Le changelin secoua la tête en signe d’ignorance. Bien qu’il vive à Paris depuis une dizaine d’années, il avait grandi à Ambremer et n’avait qu’une connaissance très superficielle des saintes écritures. Jocelyn lui résuma donc rapidement l’histoire de Moïse.

— Mais tout cela ne nous dit pas comment l’arrêter… Ni où le trouver… lâcha le Myosotis d’un air découragé.

— Il y a peut-être des indices dans les documents d’Armand !

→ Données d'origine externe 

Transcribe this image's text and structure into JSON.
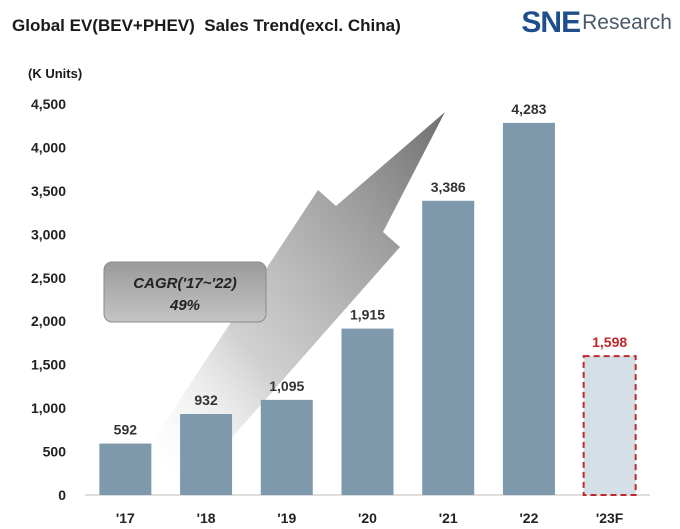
{
  "header": {
    "title": "Global EV(BEV+PHEV)  Sales Trend(excl. China)",
    "logo_sne": "SNE",
    "logo_research": "Research"
  },
  "chart_data": {
    "type": "bar",
    "title": "Global EV(BEV+PHEV)  Sales Trend(excl. China)",
    "ylabel": "(K Units)",
    "xlabel": "",
    "categories": [
      "'17",
      "'18",
      "'19",
      "'20",
      "'21",
      "'22",
      "'23F"
    ],
    "values": [
      592,
      932,
      1095,
      1915,
      3386,
      4283,
      1598
    ],
    "value_labels": [
      "592",
      "932",
      "1,095",
      "1,915",
      "3,386",
      "4,283",
      "1,598"
    ],
    "forecast_index": 6,
    "ylim": [
      0,
      4500
    ],
    "yticks": [
      0,
      500,
      1000,
      1500,
      2000,
      2500,
      3000,
      3500,
      4000,
      4500
    ],
    "ytick_labels": [
      "0",
      "500",
      "1,000",
      "1,500",
      "2,000",
      "2,500",
      "3,000",
      "3,500",
      "4,000",
      "4,500"
    ],
    "grid": false,
    "annotation": {
      "line1": "CAGR('17~'22)",
      "line2": "49%"
    },
    "colors": {
      "bar": "#7d99ab",
      "forecast_fill": "#d5dfe7",
      "forecast_border": "#c0282c",
      "forecast_label": "#c0282c",
      "label": "#333333"
    }
  }
}
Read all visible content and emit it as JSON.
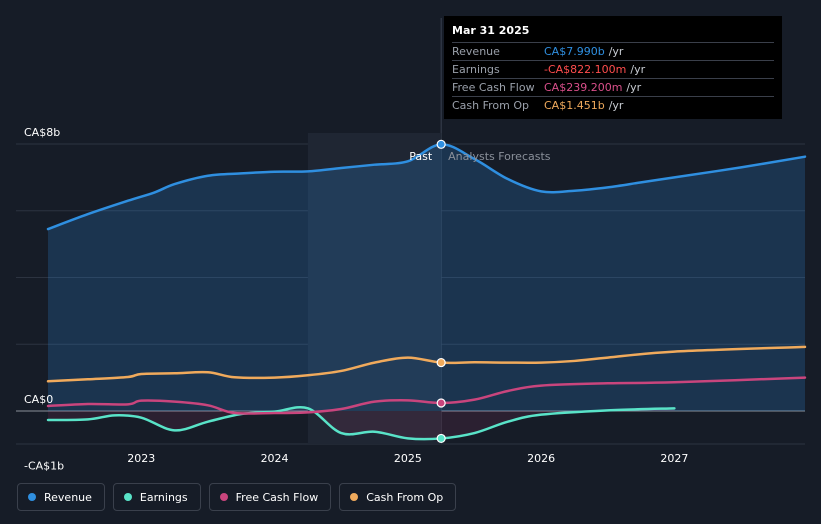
{
  "chart_data": {
    "type": "area",
    "currency_unit": "CA$",
    "y_axis": {
      "ticks": [
        {
          "value": 8000,
          "label": "CA$8b"
        },
        {
          "value": 0,
          "label": "CA$0"
        },
        {
          "value": -1000,
          "label": "-CA$1b"
        }
      ],
      "ylim": [
        -1000,
        8000
      ]
    },
    "x_axis": {
      "ticks": [
        2023,
        2024,
        2025,
        2026,
        2027
      ],
      "tick_labels": [
        "2023",
        "2024",
        "2025",
        "2026",
        "2027"
      ],
      "xlim": [
        2022.3,
        2027.98
      ]
    },
    "past_label": "Past",
    "forecast_label": "Analysts Forecasts",
    "past_end_x": 2025.25,
    "highlight_start_x": 2024.25,
    "series": [
      {
        "name": "Revenue",
        "color": "#2f8fe0",
        "fill": true,
        "points": [
          [
            2022.3,
            5450
          ],
          [
            2022.6,
            5900
          ],
          [
            2022.9,
            6300
          ],
          [
            2023.1,
            6550
          ],
          [
            2023.25,
            6800
          ],
          [
            2023.5,
            7050
          ],
          [
            2023.75,
            7120
          ],
          [
            2024.0,
            7170
          ],
          [
            2024.25,
            7180
          ],
          [
            2024.5,
            7280
          ],
          [
            2024.75,
            7380
          ],
          [
            2025.0,
            7480
          ],
          [
            2025.25,
            7990
          ],
          [
            2025.5,
            7550
          ],
          [
            2025.75,
            6950
          ],
          [
            2026.0,
            6580
          ],
          [
            2026.25,
            6600
          ],
          [
            2026.5,
            6700
          ],
          [
            2026.75,
            6850
          ],
          [
            2027.0,
            7000
          ],
          [
            2027.5,
            7300
          ],
          [
            2027.98,
            7620
          ]
        ]
      },
      {
        "name": "Earnings",
        "color": "#59e3c8",
        "fill": false,
        "points": [
          [
            2022.3,
            -270
          ],
          [
            2022.6,
            -250
          ],
          [
            2022.8,
            -130
          ],
          [
            2023.0,
            -200
          ],
          [
            2023.25,
            -580
          ],
          [
            2023.5,
            -320
          ],
          [
            2023.75,
            -90
          ],
          [
            2024.0,
            -20
          ],
          [
            2024.25,
            80
          ],
          [
            2024.5,
            -660
          ],
          [
            2024.75,
            -620
          ],
          [
            2025.0,
            -820
          ],
          [
            2025.25,
            -822
          ],
          [
            2025.5,
            -660
          ],
          [
            2025.75,
            -320
          ],
          [
            2026.0,
            -110
          ],
          [
            2026.5,
            20
          ],
          [
            2027.0,
            80
          ]
        ]
      },
      {
        "name": "Free Cash Flow",
        "color": "#c9457d",
        "fill": false,
        "points": [
          [
            2022.3,
            150
          ],
          [
            2022.6,
            210
          ],
          [
            2022.9,
            200
          ],
          [
            2023.0,
            310
          ],
          [
            2023.25,
            280
          ],
          [
            2023.5,
            170
          ],
          [
            2023.7,
            -60
          ],
          [
            2024.0,
            -60
          ],
          [
            2024.25,
            -40
          ],
          [
            2024.5,
            60
          ],
          [
            2024.75,
            280
          ],
          [
            2025.0,
            320
          ],
          [
            2025.25,
            239
          ],
          [
            2025.5,
            340
          ],
          [
            2025.75,
            600
          ],
          [
            2026.0,
            760
          ],
          [
            2026.5,
            830
          ],
          [
            2027.0,
            860
          ],
          [
            2027.98,
            1000
          ]
        ]
      },
      {
        "name": "Cash From Op",
        "color": "#f0aa5c",
        "fill": false,
        "points": [
          [
            2022.3,
            890
          ],
          [
            2022.6,
            950
          ],
          [
            2022.9,
            1020
          ],
          [
            2023.0,
            1110
          ],
          [
            2023.25,
            1130
          ],
          [
            2023.5,
            1160
          ],
          [
            2023.7,
            1010
          ],
          [
            2024.0,
            1000
          ],
          [
            2024.25,
            1070
          ],
          [
            2024.5,
            1200
          ],
          [
            2024.75,
            1450
          ],
          [
            2025.0,
            1600
          ],
          [
            2025.25,
            1451
          ],
          [
            2025.5,
            1460
          ],
          [
            2025.75,
            1450
          ],
          [
            2026.0,
            1450
          ],
          [
            2026.25,
            1500
          ],
          [
            2026.5,
            1600
          ],
          [
            2027.0,
            1780
          ],
          [
            2027.98,
            1920
          ]
        ]
      }
    ],
    "tooltip": {
      "date": "Mar 31 2025",
      "rows": [
        {
          "label": "Revenue",
          "value": "CA$7.990b",
          "unit": "/yr",
          "color": "#2f8fe0"
        },
        {
          "label": "Earnings",
          "value": "-CA$822.100m",
          "unit": "/yr",
          "color": "#ff4d4d"
        },
        {
          "label": "Free Cash Flow",
          "value": "CA$239.200m",
          "unit": "/yr",
          "color": "#d94f8a"
        },
        {
          "label": "Cash From Op",
          "value": "CA$1.451b",
          "unit": "/yr",
          "color": "#f0aa5c"
        }
      ]
    },
    "legend": [
      {
        "label": "Revenue",
        "color": "#2f8fe0"
      },
      {
        "label": "Earnings",
        "color": "#59e3c8"
      },
      {
        "label": "Free Cash Flow",
        "color": "#c9457d"
      },
      {
        "label": "Cash From Op",
        "color": "#f0aa5c"
      }
    ]
  }
}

A ces mots, le jeune mage se leva d’un bon et étala sur la table basse la liasse des papiers récoltés par son ancien amant. Cécile et Tortosa s’y penchèrent avec intérêt. Le Myosotis resta en retrait. Les études n’avaient jamais été son fort. Il se resservit plutôt du thé.

***

Une heure de discussions ésotériques plus tard, les deux mages restaient indécis quant à la marche à suivre. Tristan avait veillé à ne leur transmettre que des bribes d’information qui ne permettaient que des extrapolations et interprétations hasardeuses. Tortosa dormait sur une bible hébraique dans l’espoir d’y trouver quelques indices à recouper. Le Myosotis s’efforçait de tuer le temps en regardant une carte de l'Île-de-France datant de l’Ancien Régime, accrochée au-dessus d’un petit secrétaire. Habituellement, les commémorations du Jour des Fées se déroulaient non loin du bois de Vincennes… Il tentait de s’imaginer quelle trajectoire pourrait prendre le golem. Passerait-il en plein milieu des zones urbaines, ou par les bois, ou les carrières de… Il se tourna vers ses compagnons.

— Dites… Pour créer son golem, Tristan va avoir besoin d’argile n’est ce pas ?

— Oui, probablement. Vous n’êtes pas sans savoir que la magie est moins coûteuse quand elle obéit aux lois de conservation de la matière, dit Cécile.

Le changelin, qui avait mis fin très tôt à ses études pour se consacrer aux arts de la scène, fit comme s’il avait compris de quoi elle parlait.

— Alors, ne devrions-nous pas chercher dans les carrières d’argile de la région ?

— Mais bien sûr ! Vous êtes un génie, Myosotis ! s’écria Jocelyn.

— Ah ?

— Ouais c’est bien joli tout ça mais on n’a toujours pas l’ombre d’un plan ! railla Tortosa.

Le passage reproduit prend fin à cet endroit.